Raising farmer mental health awareness

Kentucky is dedicating one day as Farmer Suicide Prevention Day

By Diego Flammini
Staff Writer
Farms.com

A U.S. state is doing its part to continue to raise awareness about mental health and farmer suicides.

Kentucky is on the verge of passing House Bill 59, which designates “the Wednesday of National Farm Safety Week, which is the third week of September, as ‘Farmer Suicide Prevention Day.’”

Once enacted, the governor would annually proclaim the day as such and encourage citizens to recognize the mental health challenges in the ag industry and to support farmers and ag families.

Ag groups support the bill.

“As much as our farm families love what they do, there is a tremendous amount of stress that can come along with any farming operation, big or small; in good economic times or financial downturns,” Mark Haney, president of the Kentucky Farm Bureau, said in a March 4 statement. “It is no secret that the farm economy has been slow at best, and farmers are feeling the pressure of this economic environment to the point that stress on the farm and in rural communities has become more widespread.”

The path to House Bill 59 started with Sydney Pepper, a LaRue County high school senior and Future Farmers of America member who penned an essay about farmer suicide and brought the idea of Farmer Suicide Prevention Day forward.

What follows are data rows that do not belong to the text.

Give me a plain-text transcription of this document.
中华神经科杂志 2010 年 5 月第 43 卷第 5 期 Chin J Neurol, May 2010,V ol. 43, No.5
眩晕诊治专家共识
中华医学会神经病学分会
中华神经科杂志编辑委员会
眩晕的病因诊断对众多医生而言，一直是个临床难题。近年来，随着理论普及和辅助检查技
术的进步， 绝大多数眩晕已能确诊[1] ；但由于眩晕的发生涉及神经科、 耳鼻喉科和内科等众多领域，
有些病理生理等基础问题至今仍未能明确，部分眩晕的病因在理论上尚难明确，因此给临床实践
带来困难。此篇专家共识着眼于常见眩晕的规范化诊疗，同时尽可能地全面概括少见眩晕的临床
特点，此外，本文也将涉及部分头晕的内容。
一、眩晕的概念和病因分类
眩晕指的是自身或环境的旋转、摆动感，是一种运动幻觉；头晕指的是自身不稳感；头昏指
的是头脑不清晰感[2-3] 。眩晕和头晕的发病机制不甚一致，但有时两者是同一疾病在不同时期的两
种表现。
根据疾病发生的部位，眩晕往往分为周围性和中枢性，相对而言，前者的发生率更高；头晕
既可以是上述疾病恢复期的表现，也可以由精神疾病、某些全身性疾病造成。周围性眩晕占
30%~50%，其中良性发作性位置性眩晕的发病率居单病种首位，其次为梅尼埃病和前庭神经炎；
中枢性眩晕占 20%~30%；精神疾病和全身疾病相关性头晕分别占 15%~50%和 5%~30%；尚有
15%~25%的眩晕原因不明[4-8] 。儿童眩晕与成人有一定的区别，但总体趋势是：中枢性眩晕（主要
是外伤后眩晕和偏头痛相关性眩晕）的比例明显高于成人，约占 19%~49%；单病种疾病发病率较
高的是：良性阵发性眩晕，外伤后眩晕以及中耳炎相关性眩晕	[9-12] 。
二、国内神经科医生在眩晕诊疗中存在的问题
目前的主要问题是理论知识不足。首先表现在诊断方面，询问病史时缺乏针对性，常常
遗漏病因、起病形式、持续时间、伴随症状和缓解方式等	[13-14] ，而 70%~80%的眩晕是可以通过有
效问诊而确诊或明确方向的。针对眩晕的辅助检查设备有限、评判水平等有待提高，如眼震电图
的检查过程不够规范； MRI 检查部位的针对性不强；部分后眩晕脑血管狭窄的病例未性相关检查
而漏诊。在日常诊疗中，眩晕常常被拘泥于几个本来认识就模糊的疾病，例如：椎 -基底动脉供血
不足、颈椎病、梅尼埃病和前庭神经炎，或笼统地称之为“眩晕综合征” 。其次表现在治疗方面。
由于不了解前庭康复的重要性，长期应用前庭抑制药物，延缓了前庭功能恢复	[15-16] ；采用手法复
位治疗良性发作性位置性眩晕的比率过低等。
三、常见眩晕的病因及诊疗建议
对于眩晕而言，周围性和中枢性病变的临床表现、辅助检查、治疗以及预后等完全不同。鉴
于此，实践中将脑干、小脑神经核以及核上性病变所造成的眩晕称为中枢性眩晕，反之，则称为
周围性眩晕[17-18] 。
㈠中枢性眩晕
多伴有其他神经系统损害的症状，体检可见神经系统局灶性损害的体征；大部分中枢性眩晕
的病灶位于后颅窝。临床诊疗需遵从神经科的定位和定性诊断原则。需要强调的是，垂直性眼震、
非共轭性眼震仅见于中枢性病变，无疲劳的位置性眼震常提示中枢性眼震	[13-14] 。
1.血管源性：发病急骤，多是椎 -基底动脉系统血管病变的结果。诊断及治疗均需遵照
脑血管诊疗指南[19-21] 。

Her piece “Letter to Dad” speaks to her father about the challenges of farming.

Her father is still with her, but for others that may not be the case, she said.

“I’ve never experienced it, but my family is a farming family and I’ve seen the tough times that we’ve gone through,” she told a State House Committee in February, WHAS11 reported. “I know that other people are out there hurting just like we were but they may handle it differently than we handled it and I want to bring emotion and bring attention to the fact that this is a serious issue going on right now in the agriculture community.”

Farms.com has reached out to Kentucky farmers for comment.